Funds typically deal with this timing issue in several different ways. The first is to try and arrange for all initial capital contributions to be received by the fund on the same day the first portfolio investment is to be made, taking particular care to ensure that contributions of ERISA plan investors arrive no earlier than such date. Because the timing of the capital contribution and the investment are not exclusively within the fund's control, this method can be unreliable if ERISA plan investors' capital is needed for the first investment. Another method is to delay the capital contributions from ERISA investors until just after the fund's first investment is made. Funds using this method should confirm that the partnership agreement permits the delayed contribution. A third method is for ERISA plan investors to wire their capital contributions to an escrow agent who holds the assets until instructed to release them to the fund on the day of the fund's first investment. This method is more costly than the other approaches, and it requires the negotiation of a formal escrow agreement.
Although the Department of Labor has not frequently audited funds for compliance with the VCOC regulation (we are aware of only one such audit among our clients), ERISA plan investors often require a legal opinion or an annual certificate regarding a fund's VCOC status. As a result, funds generally pay close attention to the requirements of the regulation.
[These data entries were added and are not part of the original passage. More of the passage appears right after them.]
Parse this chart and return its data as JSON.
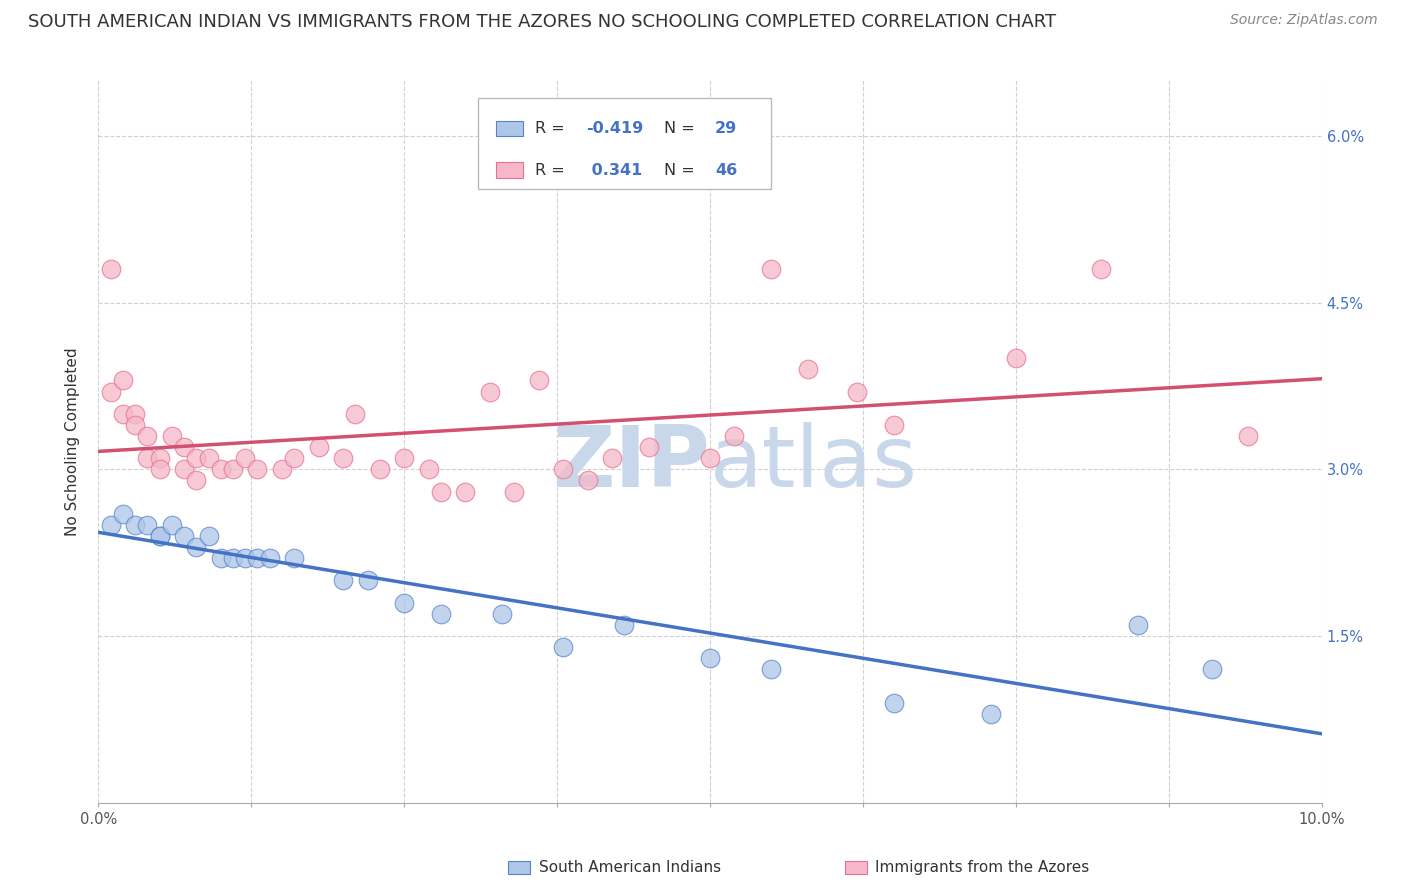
{
  "title": "SOUTH AMERICAN INDIAN VS IMMIGRANTS FROM THE AZORES NO SCHOOLING COMPLETED CORRELATION CHART",
  "source": "Source: ZipAtlas.com",
  "ylabel": "No Schooling Completed",
  "xlim": [
    0.0,
    0.1
  ],
  "ylim": [
    0.0,
    0.065
  ],
  "xticks": [
    0.0,
    0.0125,
    0.025,
    0.0375,
    0.05,
    0.0625,
    0.075,
    0.0875,
    0.1
  ],
  "yticks": [
    0.0,
    0.015,
    0.03,
    0.045,
    0.06
  ],
  "blue_R": -0.419,
  "blue_N": 29,
  "pink_R": 0.341,
  "pink_N": 46,
  "blue_fill": "#aec6e8",
  "pink_fill": "#f4b8c8",
  "blue_edge": "#5585c8",
  "pink_edge": "#e87090",
  "blue_line_color": "#4472c4",
  "pink_line_color": "#d45070",
  "watermark_color": "#c8d8ea",
  "title_fontsize": 13,
  "source_fontsize": 10,
  "ylabel_fontsize": 11,
  "tick_fontsize": 10.5,
  "dot_alpha": 0.75,
  "line_width": 2.5,
  "background_color": "#ffffff",
  "blue_points_x": [
    0.001,
    0.002,
    0.003,
    0.004,
    0.005,
    0.005,
    0.006,
    0.007,
    0.008,
    0.009,
    0.01,
    0.011,
    0.012,
    0.013,
    0.014,
    0.016,
    0.02,
    0.022,
    0.025,
    0.028,
    0.033,
    0.038,
    0.043,
    0.05,
    0.055,
    0.065,
    0.073,
    0.085,
    0.091
  ],
  "blue_points_y": [
    0.025,
    0.026,
    0.025,
    0.025,
    0.024,
    0.024,
    0.025,
    0.024,
    0.023,
    0.024,
    0.022,
    0.022,
    0.022,
    0.022,
    0.022,
    0.022,
    0.02,
    0.02,
    0.018,
    0.017,
    0.017,
    0.014,
    0.016,
    0.013,
    0.012,
    0.009,
    0.008,
    0.016,
    0.012
  ],
  "pink_points_x": [
    0.001,
    0.001,
    0.002,
    0.002,
    0.003,
    0.003,
    0.004,
    0.004,
    0.005,
    0.005,
    0.006,
    0.007,
    0.007,
    0.008,
    0.008,
    0.009,
    0.01,
    0.011,
    0.012,
    0.013,
    0.015,
    0.016,
    0.018,
    0.02,
    0.021,
    0.023,
    0.025,
    0.027,
    0.028,
    0.03,
    0.032,
    0.034,
    0.036,
    0.038,
    0.04,
    0.042,
    0.045,
    0.05,
    0.052,
    0.055,
    0.058,
    0.062,
    0.065,
    0.075,
    0.082,
    0.094
  ],
  "pink_points_y": [
    0.048,
    0.037,
    0.038,
    0.035,
    0.035,
    0.034,
    0.033,
    0.031,
    0.031,
    0.03,
    0.033,
    0.032,
    0.03,
    0.031,
    0.029,
    0.031,
    0.03,
    0.03,
    0.031,
    0.03,
    0.03,
    0.031,
    0.032,
    0.031,
    0.035,
    0.03,
    0.031,
    0.03,
    0.028,
    0.028,
    0.037,
    0.028,
    0.038,
    0.03,
    0.029,
    0.031,
    0.032,
    0.031,
    0.033,
    0.048,
    0.039,
    0.037,
    0.034,
    0.04,
    0.048,
    0.033
  ]
}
For example, many funds routinely seek advice of ERISA counsel when investing in portfolio companies through unusual or complex ownership structures.
In summary, for private equity funds that can qualify as VCOCs, ERISA compliance involves only modest efforts; from the private equity industry's point of view, the regulation has been quite effective. Still, there are a few shortcomings with the regulation. The regulation does not provide any mechanism for a fund to qualify as a VCOC later in its life cycle, even if it had no ERISA investors at inception. Nor is there flexibility to regain VCOC status if a fund inadvertently fails to qualify for a brief period. Finally, the VCOC exemption is not available for private equity funds of funds, which today represent an increasingly large segment of the private equity universe, a segment that offers many advantages to ERISA plans. The VCOC regulation should be updated to accommodate these concerns.